In the course of this theory building and research, the study of propaganda advanced a long way on the road from lore to science. By the second half of the 20th century, several hundred more or less scholarly books and thousands of articles had shed substantial light on the psychology, techniques, and effects of propaganda campaigns, major and minor.
Eventually nearly every significant government, political party, interest group, social movement, and large business firm in the advanced countries developed its own corps of specialized researchers, propagandists, or “opinion managers” (sometimes referred to as information specialists, lobbyists, legislative representatives, or vice presidents in charge of public relations). Some have become members of parliaments, cabinets, and corporate boards of directors. The most expert among them sometimes are highly skilled or trained, or both, in history, psychiatry, politics, social psychology, survey research, and statistical inference.

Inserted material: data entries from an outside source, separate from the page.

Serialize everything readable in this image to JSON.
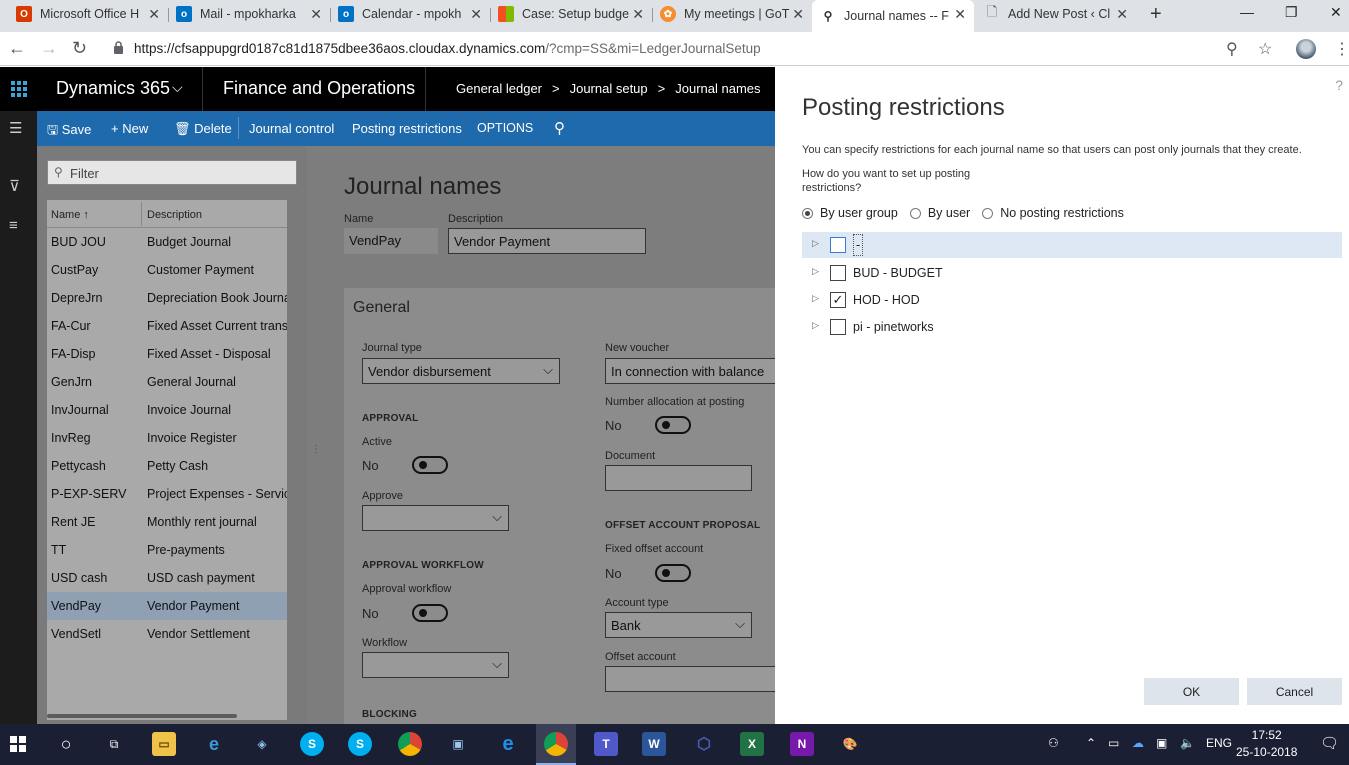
{
  "browser": {
    "tabs": [
      {
        "label": "Microsoft Office H",
        "icon": "office-icon",
        "color": "#d83b01"
      },
      {
        "label": "Mail - mpokharka",
        "icon": "outlook-icon",
        "color": "#0072c6"
      },
      {
        "label": "Calendar - mpokh",
        "icon": "outlook-icon",
        "color": "#0072c6"
      },
      {
        "label": "Case: Setup budge",
        "icon": "microsoft-icon",
        "color": "#f25022"
      },
      {
        "label": "My meetings | GoT",
        "icon": "gotomeeting-icon",
        "color": "#f68d2e"
      },
      {
        "label": "Journal names -- F",
        "icon": "dynamics-icon",
        "color": "#002050"
      },
      {
        "label": "Add New Post ‹ Cl",
        "icon": "page-icon",
        "color": "#888888"
      }
    ],
    "url_host": "https://cfsappupgrd0187c81d1875dbee36aos.cloudax.dynamics.com",
    "url_path": "/?cmp=SS&mi=LedgerJournalSetup"
  },
  "d365": {
    "brand": "Dynamics 365",
    "app": "Finance and Operations",
    "breadcrumb": [
      "General ledger",
      ">",
      "Journal setup",
      ">",
      "Journal names"
    ]
  },
  "actions": {
    "save": "Save",
    "new": "New",
    "delete": "Delete",
    "journal_control": "Journal control",
    "posting_restrictions": "Posting restrictions",
    "options": "OPTIONS"
  },
  "list": {
    "filter_placeholder": "Filter",
    "col_name": "Name ↑",
    "col_desc": "Description",
    "rows": [
      {
        "name": "BUD JOU",
        "desc": "Budget Journal"
      },
      {
        "name": "CustPay",
        "desc": "Customer Payment"
      },
      {
        "name": "DepreJrn",
        "desc": "Depreciation Book Journa"
      },
      {
        "name": "FA-Cur",
        "desc": "Fixed Asset Current trans"
      },
      {
        "name": "FA-Disp",
        "desc": "Fixed Asset - Disposal"
      },
      {
        "name": "GenJrn",
        "desc": "General Journal"
      },
      {
        "name": "InvJournal",
        "desc": "Invoice Journal"
      },
      {
        "name": "InvReg",
        "desc": "Invoice Register"
      },
      {
        "name": "Pettycash",
        "desc": "Petty Cash"
      },
      {
        "name": "P-EXP-SERV",
        "desc": "Project Expenses - Servic"
      },
      {
        "name": "Rent JE",
        "desc": "Monthly rent journal"
      },
      {
        "name": "TT",
        "desc": "Pre-payments"
      },
      {
        "name": "USD cash",
        "desc": "USD cash payment"
      },
      {
        "name": "VendPay",
        "desc": "Vendor Payment"
      },
      {
        "name": "VendSetl",
        "desc": "Vendor Settlement"
      }
    ],
    "selected_index": 13
  },
  "details": {
    "title": "Journal names",
    "name_label": "Name",
    "name_value": "VendPay",
    "desc_label": "Description",
    "desc_value": "Vendor Payment",
    "general": "General",
    "journal_type_label": "Journal type",
    "journal_type_value": "Vendor disbursement",
    "new_voucher_label": "New voucher",
    "new_voucher_value": "In connection with balance",
    "approval_hdr": "APPROVAL",
    "active_label": "Active",
    "active_value": "No",
    "num_alloc_label": "Number allocation at posting",
    "num_alloc_value": "No",
    "approve_label": "Approve",
    "document_label": "Document",
    "offset_hdr": "OFFSET ACCOUNT PROPOSAL",
    "fixed_offset_label": "Fixed offset account",
    "fixed_offset_value": "No",
    "approval_wf_hdr": "APPROVAL WORKFLOW",
    "approval_wf_label": "Approval workflow",
    "approval_wf_value": "No",
    "account_type_label": "Account type",
    "account_type_value": "Bank",
    "workflow_label": "Workflow",
    "offset_account_label": "Offset account",
    "blocking_hdr": "BLOCKING"
  },
  "dialog": {
    "help": "?",
    "title": "Posting restrictions",
    "description": "You can specify restrictions for each journal name so that users can post only journals that they create.",
    "question": "How do you want to set up posting restrictions?",
    "options": [
      "By user group",
      "By user",
      "No posting restrictions"
    ],
    "selected_option": 0,
    "tree": [
      {
        "label": "-",
        "checked": false
      },
      {
        "label": "BUD - BUDGET",
        "checked": false
      },
      {
        "label": "HOD - HOD",
        "checked": true
      },
      {
        "label": "pi - pinetworks",
        "checked": false
      }
    ],
    "ok": "OK",
    "cancel": "Cancel"
  },
  "taskbar": {
    "language": "ENG",
    "time": "17:52",
    "date": "25-10-2018"
  },
  "colors": {
    "action_pane": "#1f6aad",
    "d365_bar": "#000000",
    "taskbar": "#1a1f33"
  }
}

Many of the bigger and wealthier propaganda agencies conduct (overtly and covertly) elaborate observations and opinion surveys, among samples of the leaders, the middle strata, and the rank and file of all social groups, big and little, whom they hope to influence. They tabulate many kinds of data concerning those contents of the Internet, the press, films, television, and organizational media that reach given groups. They chart the responses of reactors, through time, by statistical formulas. They conduct “symbol campaigns” and “image-building” operations with mathematical calculation, using large quantities of data. To the ancient art of rhetoric, the “technique of orators,” have been added the techniques of the psychopolitical analyst and the media specialist and the know-how of the administrators of giant advertising agencies, public relations firms, and governmental ministries of information that employ armies of analytic specialists and “symbol-handlers.”

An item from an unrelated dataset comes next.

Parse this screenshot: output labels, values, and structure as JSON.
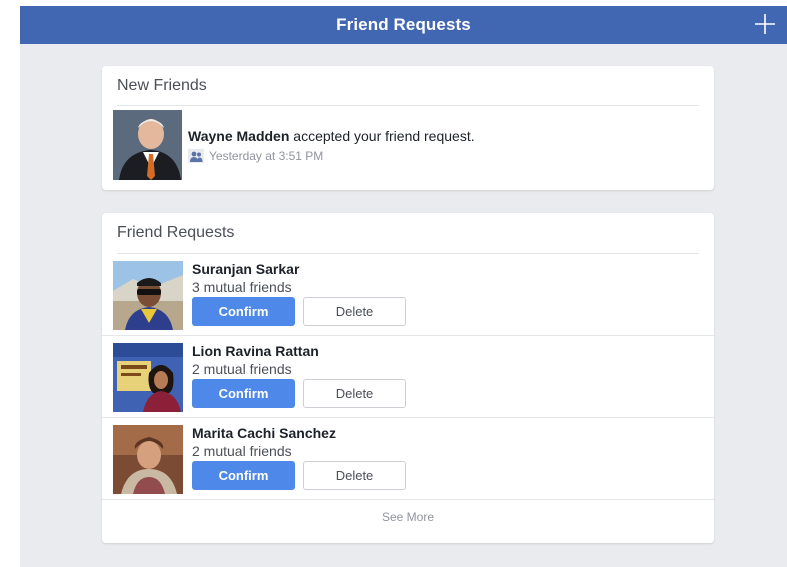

It is a commonplace among the highly educated that people in the mass—and even people on high educational and social levels—often react more favourably to utopian myths, wishful thinking, and nonrational residues of earlier experiences than they do to the sober analysis of facts. Unfortunately, average citizens who may be aware of being duped are not likely to have enough education, time, or economic means to defend themselves against the massive organizations of opinion managers and hidden persuaders. Indeed, to affect them they would have to act through large organizations themselves and to use, to some extent, the very means used by those they seek to control. The still greater “curse of bigness” that may evolve in the future is viewed with increasing concern by many politically conscious people.